Hawaiian barbecue chicken
Ingredients
Chicken:
- 8 boneless, skinless chicken thighs
Pineapple:
- 1 pineapple, peeled, sliced, divided
- 3 tablespoon (45 milliliters) Chinese five spice, divided
- 1 teaspoon (5 milliliters) cayenne powder, divided
Sauce:
- 1 cup (240 milliliters) barbeque sauce
- 2-1/2 teaspoons (12.5 milliliters) soy sauce
- 1 large garlic clove, minced
- 1 teaspoon (5 milliliters) fresh ginger, grated
- 1 tablespoon (15 milliliters) fresh lime juice
- 1 tablespoon (15 milliliters) fresh orange juice
- 1 tablespoon (15 milliliters) honey
- 1 tablespoon (15 milliliters) hot sauce
- 1 birds eye chili
- 1 teaspoon (5 milliliters) sesame oil
Salad:
- 2 cups (470 milliliters) arugula
- 2 shallots, finely chopped
- 2 tablespoons (30 milliliters) extra virgin olive oil
Special equipment:
- Tin foil, for wrapping and cooking chicken
Directions
Pineapple:
- Turn barbeque to high heat or 400 F (205 C).
- Season the pineapple slices with half the Chinese 5 spice and half the cayenne powder.
- Grill the pineapple slices turning to create hash marks.
- Let the pineapple cool and slice into six millimeter pieces.
Sauce:
- In a food processor combine barbeque sauce, soy sauce, garlic, ginger, lime juice, orange juice, honey, hot sauce, birds eye chili, and sesame oil.

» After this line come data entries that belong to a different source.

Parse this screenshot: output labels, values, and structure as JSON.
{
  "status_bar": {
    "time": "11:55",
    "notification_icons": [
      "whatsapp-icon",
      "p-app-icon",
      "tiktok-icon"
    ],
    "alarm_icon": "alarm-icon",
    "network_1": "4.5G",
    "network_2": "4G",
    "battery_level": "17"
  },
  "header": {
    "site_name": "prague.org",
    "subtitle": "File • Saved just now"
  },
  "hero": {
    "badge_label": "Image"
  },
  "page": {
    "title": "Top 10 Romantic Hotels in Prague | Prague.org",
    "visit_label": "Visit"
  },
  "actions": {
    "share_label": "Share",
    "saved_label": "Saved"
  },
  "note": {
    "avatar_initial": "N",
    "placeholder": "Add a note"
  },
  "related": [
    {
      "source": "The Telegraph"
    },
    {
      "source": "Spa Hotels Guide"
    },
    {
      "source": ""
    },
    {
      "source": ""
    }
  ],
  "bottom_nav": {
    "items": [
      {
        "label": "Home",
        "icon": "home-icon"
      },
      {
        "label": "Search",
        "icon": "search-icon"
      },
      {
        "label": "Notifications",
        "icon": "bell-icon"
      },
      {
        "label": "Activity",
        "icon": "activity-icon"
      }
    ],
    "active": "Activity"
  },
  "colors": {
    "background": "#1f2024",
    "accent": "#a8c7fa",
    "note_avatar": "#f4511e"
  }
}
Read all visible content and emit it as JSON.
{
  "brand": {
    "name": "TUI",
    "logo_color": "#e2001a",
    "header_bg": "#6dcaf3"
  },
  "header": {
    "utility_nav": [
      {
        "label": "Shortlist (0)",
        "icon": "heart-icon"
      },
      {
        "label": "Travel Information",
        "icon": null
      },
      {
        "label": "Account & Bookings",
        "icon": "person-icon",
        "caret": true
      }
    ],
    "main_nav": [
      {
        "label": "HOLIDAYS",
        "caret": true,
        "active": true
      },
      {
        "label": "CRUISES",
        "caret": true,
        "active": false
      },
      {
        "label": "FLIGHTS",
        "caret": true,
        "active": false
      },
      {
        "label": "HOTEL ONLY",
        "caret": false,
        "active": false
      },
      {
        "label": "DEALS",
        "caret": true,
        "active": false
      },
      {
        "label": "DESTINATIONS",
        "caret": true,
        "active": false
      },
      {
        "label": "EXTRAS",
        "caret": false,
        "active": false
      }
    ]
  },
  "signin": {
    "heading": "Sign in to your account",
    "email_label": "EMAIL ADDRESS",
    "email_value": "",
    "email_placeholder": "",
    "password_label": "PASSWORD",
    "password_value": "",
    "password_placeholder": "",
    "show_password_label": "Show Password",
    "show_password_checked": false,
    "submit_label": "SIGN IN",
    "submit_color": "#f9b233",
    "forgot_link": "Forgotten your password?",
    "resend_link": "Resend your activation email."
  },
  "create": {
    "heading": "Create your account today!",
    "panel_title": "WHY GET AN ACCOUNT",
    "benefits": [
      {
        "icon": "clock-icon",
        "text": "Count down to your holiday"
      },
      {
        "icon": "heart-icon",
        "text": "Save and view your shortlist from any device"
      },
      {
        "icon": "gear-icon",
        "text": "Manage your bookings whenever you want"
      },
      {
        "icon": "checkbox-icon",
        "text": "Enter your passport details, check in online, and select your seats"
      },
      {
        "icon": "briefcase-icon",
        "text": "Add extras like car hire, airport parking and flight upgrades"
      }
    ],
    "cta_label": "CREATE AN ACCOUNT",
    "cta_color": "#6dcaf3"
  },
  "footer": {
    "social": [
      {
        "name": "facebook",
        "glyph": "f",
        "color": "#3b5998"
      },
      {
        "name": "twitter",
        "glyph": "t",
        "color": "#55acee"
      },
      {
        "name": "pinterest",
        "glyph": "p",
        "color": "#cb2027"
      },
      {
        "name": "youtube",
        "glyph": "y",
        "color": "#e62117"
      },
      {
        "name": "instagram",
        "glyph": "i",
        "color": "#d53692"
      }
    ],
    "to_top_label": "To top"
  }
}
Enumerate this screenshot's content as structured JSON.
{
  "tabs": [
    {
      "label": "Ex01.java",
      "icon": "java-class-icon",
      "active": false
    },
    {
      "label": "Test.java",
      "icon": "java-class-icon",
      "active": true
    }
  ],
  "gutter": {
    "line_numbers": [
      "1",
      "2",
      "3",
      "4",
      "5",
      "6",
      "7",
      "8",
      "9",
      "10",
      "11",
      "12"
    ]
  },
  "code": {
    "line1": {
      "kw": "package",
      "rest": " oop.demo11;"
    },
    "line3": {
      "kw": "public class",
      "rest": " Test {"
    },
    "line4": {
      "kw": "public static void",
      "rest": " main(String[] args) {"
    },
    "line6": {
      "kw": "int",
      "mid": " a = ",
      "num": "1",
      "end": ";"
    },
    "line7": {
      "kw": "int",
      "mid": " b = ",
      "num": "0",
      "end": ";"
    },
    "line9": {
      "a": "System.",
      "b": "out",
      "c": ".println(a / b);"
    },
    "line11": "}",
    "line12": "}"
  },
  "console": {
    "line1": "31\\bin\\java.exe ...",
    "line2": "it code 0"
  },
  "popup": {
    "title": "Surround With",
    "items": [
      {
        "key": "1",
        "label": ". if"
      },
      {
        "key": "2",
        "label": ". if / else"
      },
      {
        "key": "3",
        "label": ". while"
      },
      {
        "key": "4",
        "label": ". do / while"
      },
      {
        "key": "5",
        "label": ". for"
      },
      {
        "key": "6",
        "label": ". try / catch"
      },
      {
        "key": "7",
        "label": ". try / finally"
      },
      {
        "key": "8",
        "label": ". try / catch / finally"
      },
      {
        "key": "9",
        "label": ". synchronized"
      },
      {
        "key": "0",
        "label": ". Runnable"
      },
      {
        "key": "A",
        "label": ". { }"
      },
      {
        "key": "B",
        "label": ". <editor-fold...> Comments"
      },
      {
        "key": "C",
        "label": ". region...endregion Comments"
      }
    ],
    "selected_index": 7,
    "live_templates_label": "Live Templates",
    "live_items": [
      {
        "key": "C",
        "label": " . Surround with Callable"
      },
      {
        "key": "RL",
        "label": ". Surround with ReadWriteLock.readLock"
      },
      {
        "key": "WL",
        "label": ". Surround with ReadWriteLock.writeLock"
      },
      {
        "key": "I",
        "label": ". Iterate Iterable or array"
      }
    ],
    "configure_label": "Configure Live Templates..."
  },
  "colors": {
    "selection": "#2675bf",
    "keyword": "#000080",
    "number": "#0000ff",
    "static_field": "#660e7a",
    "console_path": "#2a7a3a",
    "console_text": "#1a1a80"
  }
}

Blitz.
Chicken:
- Preheat the grill to high or 400 F (205 C).
- Season each piece of chicken with half the Chinese 5 spice and half the cayenne powder.
- Oil the grill, place the chicken on the grill skin side down cook for 20 seconds then turn and cook an additional 30 seconds to create a crosshatch pattern.
- Set the chicken aside to cool slightly.
- Fold each piece of chicken around one piece of the grilled pineapple.
- Turn on half of the grill to medium or 350 F (175 C).
- Drizzle a few tablespoons of sauce on the bottom of the tinfoil packet to prevent sticking.
- Place four pieces of chicken wrapped pineapple in each packet.
- Over each piece of chicken wrapped pineapple, pour the sauce.
- Close the packets of tinfoil tightly so the contents are covered and secure.
- Barbeque on the unlit side of the grill, using indirect heat, with the lid closed.
- Cook for approximately 20 minutes, or until an internal temperature of 165 F (74 C).
Salad:
- Combine 1/4 the pineapple into a bowl with arugula, shallot, and extra virgin olive oil, toss and place into a serving bowl.
To serve:
- Remove the chicken from the packets place on a platter.
- Top with some of the reserved sauce from the packets.
- Serve with the bowl of salad.
- Note: Cooking times and temperatures will vary depending on the size and type of your barbeque.